- Origin: Melbourne, Australia (early) Skopje, Macedonia (later)
- Genres: Dark folk; avant-garde; dark wave;
- Years active: 1993-2002
- Past members: (last lineup, 2000-2002) Gorazd Chapovski; Ilija Stojanovski; Biljana Volcheska; Dimitar Petrov; Zoran Origjanski;

= Kismet (band) =

Australian darkwave band

Kismet were an Australian darkwave band, formed in 1993 by Macedonian immigrant and ex-Mizar guitarist Gorazd Chapovski after that band's breakup in 1991 and his relocation to Australia shortly after.

== History ==
Kismet were formed in 1993 by Chapovski. His Mizar bandmate Ilija Stojanovski joined him on bass. The band's first three recordings were "The Fog" (an English-language remake of the Mizar song "Magla"), "Heaven in Asia" and "Sister Tonight", all featuring Australian vocalist Kerry Smith. The latter two songs were released at the end of 1993 on the Fresh Tracks Series 14 compilation in Australia, while "The Fog" remained unreleased until a 2003 reissue of Mizar's album Svjat Dreams 1762-1991, where it was incorrectly listed as the "last Mizar song". "Heaven in Asia" would be released on Macedonian Document, Step 1, a compilation of Macedonian alternative rock music, in 1994.

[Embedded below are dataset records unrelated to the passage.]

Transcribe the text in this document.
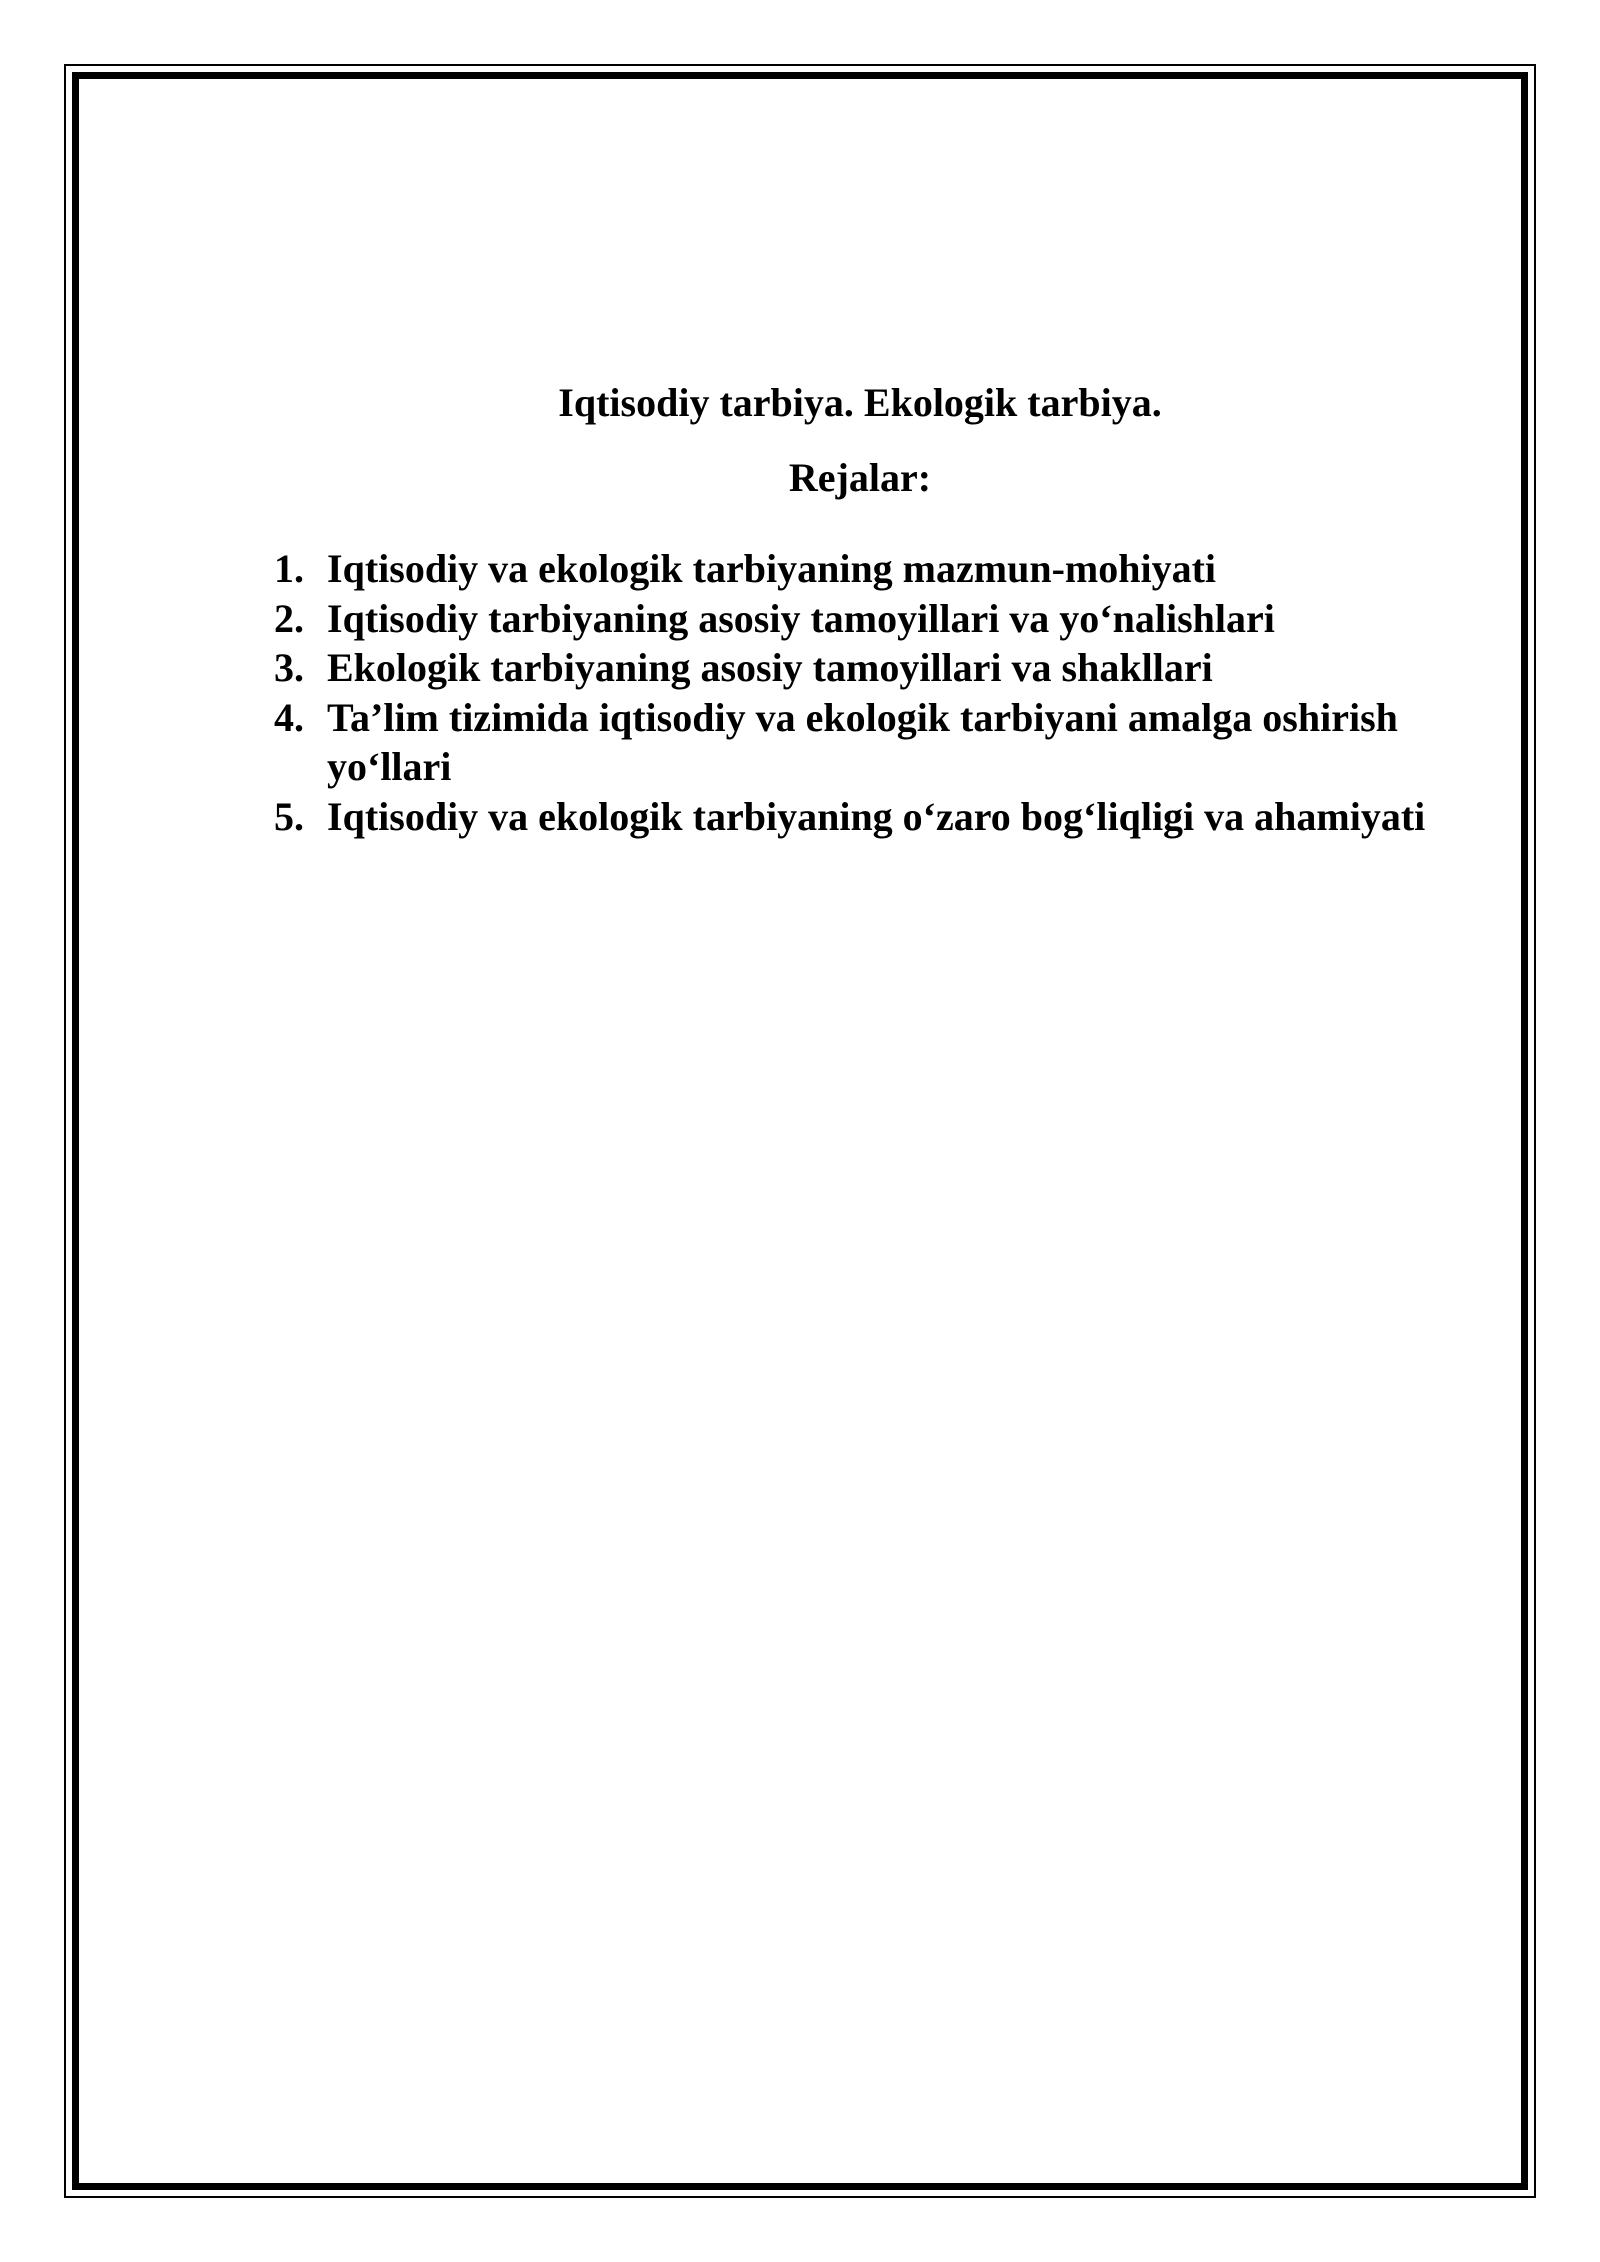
Iqtisodiy tarbiya. Ekologik tarbiya.
Rejalar:
1. Iqtisodiy va ekologik tarbiyaning mazmun-mohiyati
2. Iqtisodiy tarbiyaning asosiy tamoyillari va yo‘nalishlari
3. Ekologik tarbiyaning asosiy tamoyillari va shakllari
4. Ta’lim tizimida iqtisodiy va ekologik tarbiyani amalga oshirish yo‘llari
5. Iqtisodiy va ekologik tarbiyaning o‘zaro bog‘liqligi va ahamiyati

The group released their first EP, Dormant Dire, in 1994, followed by a full-length, Damjan's War, in 1995. In 1997, they signed to the Tone Casualties label in the US, releasing an album, Wake Up Gods shortly after. In 1999, the group released the North Atlantic Balkan Express album, which had used working titles "The Tank" and "Black General". That year, they moved back to Macedonia, contributing two tracks to a tribute album to Mizar and coordinating the project. They got a Macedonian record deal with Avalon Produkcija, releasing the Dreaming LP in 2002.

The band broke up that year and Chapovski reconvened Mizar.

== Discography ==
- Fresh Tracks Series 14 (1993) - Kismet contributed "Heaven in Asia" and "Sister Tonight"
- Macedonian Document Step 1 (1994) - Kismet contributed "Heaven in Asia"
- Dormant Dire (1994)
- Damjan's War (1995)
- Wake Up Gods (1997)
- North Atlantic Balkan Express (1999)
- Tribute to Mizar (2001) - Kismet contributed "Dom" and "Istekuvam"
- Dreaming (2002)
- Svjat Dreams 1762-1991 (CD reissue, 2003) - Kismet contributed "The Fog"
  - Incorrectly listed as the "last song by Mizar".